Five Traits of Your Partner That You’d Change If You Can 


 


            Upon courtship up to the earlier part of the relationship, most of us practically see the good qualities of our partner and the good side of the relationship. It is because you both are trying to please each other with the goodness of yourselves so that you may convince each other that being together would make you live in a world of a happily ever after.


            But, as the relationship progresses, it would never sound like it. Both of you would definitely be fed up acting as good Samaritans and you’ll certainly proceed with your natural habits. You’ll definitely show your true you in front of your partner and since all you both did previously with your relationship is to keep the pretty and handsome faces and played as the nice guy and girl, it would annoy your partner to know that you have some awful habits that you kept from each other.


            But in my case, we had been friends with my partner before he confessed his feelings to me. It was really awkward at first because I treated him as a friend and I was very transparent to him. But that did good because we already know each one’s good and bad habits even before the relationship started.


            He is one of the greatest persons I’ve ever known. Not because I am so much in love with him at the moment, but because it is just the way he is. As a partner, he is acting a great as the man I always wanted for myself to have. He isn’t perfect but with honesty with each other and the trust we gave to one another, he could be so much better than I wanted him to be.


            He still has flaws. And I always hate it when he throws out his temper into something. My guy is a responsible and that usually became the reason of his temper. He considers himself as the one responsible for some things that he should be unmindful of. Like when we were to party one night and we were a group but the others did not get in because they left their IDs and he was so mad that he punched the wall because he felt responsible for them because we were in the same car, his. I just did not get it. all the persons in his car were adults and were responsible in bringing their IDs at all times, not just in going to a night out.


            I do not hate this next trait of him but I wish I could change it. It’s his being too indulged with foods and having an unhealthy lifestyle. He is fat and I even wish that one of these days I would go out with a guy with some abs in his tummy. Well, I am not embarrassed by him, it’s just that I wish he’d go to the gym and make himself look better than having just a good-looking face and eat healthy foods. Anyway, I do not want him to be picky with foods and go out looking like a metrosexual hunk and have a lot of women surrounding him, I only want him to lose his big belly and tone it. Not to the extent of having 6-packs but just the right for him so as for him to look healthier.

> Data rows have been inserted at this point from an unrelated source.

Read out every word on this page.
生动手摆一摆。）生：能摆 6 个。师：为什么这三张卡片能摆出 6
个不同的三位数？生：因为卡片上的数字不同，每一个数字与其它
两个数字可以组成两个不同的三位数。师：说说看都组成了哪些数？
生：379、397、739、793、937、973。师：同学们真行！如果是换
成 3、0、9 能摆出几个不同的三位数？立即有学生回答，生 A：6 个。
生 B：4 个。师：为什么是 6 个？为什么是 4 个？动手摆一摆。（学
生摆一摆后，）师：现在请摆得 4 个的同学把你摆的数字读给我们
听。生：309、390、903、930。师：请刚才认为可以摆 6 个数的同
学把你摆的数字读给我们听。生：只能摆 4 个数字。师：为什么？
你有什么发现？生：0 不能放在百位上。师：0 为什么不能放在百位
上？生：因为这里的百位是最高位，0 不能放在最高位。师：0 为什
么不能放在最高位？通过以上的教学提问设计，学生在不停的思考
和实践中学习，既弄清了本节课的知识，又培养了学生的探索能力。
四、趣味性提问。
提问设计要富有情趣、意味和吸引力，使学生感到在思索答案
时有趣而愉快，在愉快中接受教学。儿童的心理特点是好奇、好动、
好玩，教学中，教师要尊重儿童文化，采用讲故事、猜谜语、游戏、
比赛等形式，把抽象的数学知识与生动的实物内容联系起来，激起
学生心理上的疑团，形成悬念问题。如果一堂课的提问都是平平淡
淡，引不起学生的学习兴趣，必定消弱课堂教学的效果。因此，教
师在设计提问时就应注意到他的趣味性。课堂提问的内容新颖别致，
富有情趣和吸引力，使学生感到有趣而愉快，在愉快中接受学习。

            I want him to think better of the future too…with me. I want to hear him making plans about the future. I just love to hear them and be inspired. But he’s quite of a “now” person. He does not plan so much for the vague future, he only takes pleasure of the life he’s enjoying at the moment.       I want him to be more fashionable and think a degree higher with his ward robe and the suit he wears. I usually comment about those stuffs but it only ends up like he feels like he’s being dictated which he eventually hates.


            He is also the Mr. Congeniality in our batch. For most of the women, it is cool because it is never a problem for him to get along with almost all types of personalities. I also consider that okay. I am very much fine with it. but when he gets too chatty and friendly with other girls, it’s already annoying, making girls fall for him too easily, and leaving them a false assumption that he is into them.


            I like it when he is like a boy when we are together, it just looks sweet. But, when we are in the public and he pinches my cheeks, it just feels awkward and too childish when he does it so. It looks embossing and immature. Some may see it sweet, but for me it’s absurd.


            I could not just burst these things out into his face because he may get hurt or get scared of me demanding those kinds of things to him. I like the way he is and I could put up to it. it’s just weird that sometimes, no matter how much we look for the ideal man we always dreamed of, we end up loving the different guy with the opposite qualities. In my case, it’s not completely opposite, but although I know his flaws, I still am willing to put up with it, take it as a unique quality amongst the rest of the others. That way, I would not be hating those qualities already, but I would however be loving them. But if those traits would cause him harm or may hurt him, I’d rather hurt him to face the truth as long as he never gets wounded.